Single by Soulfly

from the album Archangel
- Released: July 3, 2015
- Recorded: 2015
- Genre: Thrash metal
- Length: 3:00
- Label: Nuclear Blast
- Songwriter(s): Max Cavalera
- Producer(s): Matt Hyde

Soulfly singles chronology
| "Ayatollah of Rock 'n' Rolla" (2014) | "We Sold Our Souls to Metal" (2015) | "Sodomites" (2015) |

= We Sold Our Souls to Metal =

"We Sold Our Souls to Metal" is a single by American heavy metal band Soulfly. The lyric video of this song was unveiled on June 30, 2015 and is the first song played on the album Archangel. According to Max Cavalera, this song is a dedication to heavy metal and their fans, "This lyric video is a celebration of all forms of metal. This song was written as an anthem for metalheads all over the world! We gathered footage and photos from our tribe, showing how free the spirit of metal really is. Respect!".

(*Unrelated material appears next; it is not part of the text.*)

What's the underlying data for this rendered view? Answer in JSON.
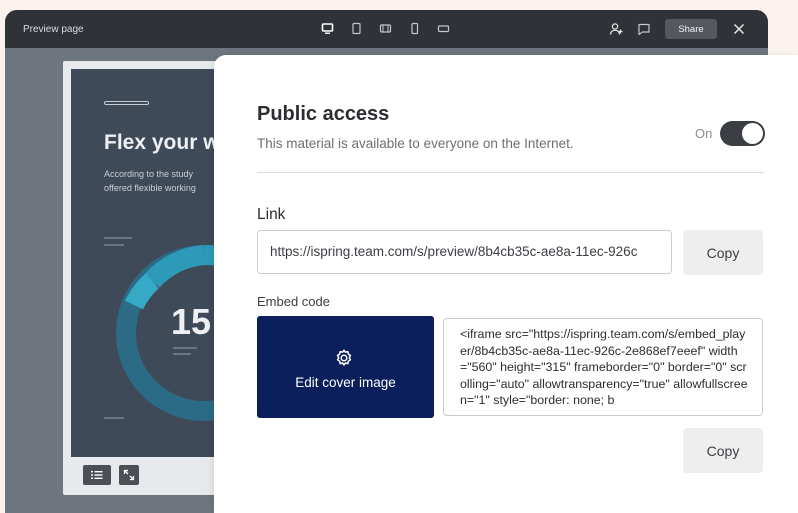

This song is thrashy with punk vocals during choruses, though it ends in a very Pink Floyd-like way, which Cavalera was conflicted about saying, "I don't know why we did that. I still don't know if it was the right thing, but it came out like that. Marc [Rizzo] just did some really crazy guitars at the end of it that is just, like… It goes from total metal into crazy Pink Floyd, but it works. I mean, it's really wild. And we like wild stuff. I always was drawn to weird, weird stuff, and that's definitely weird, in a good way".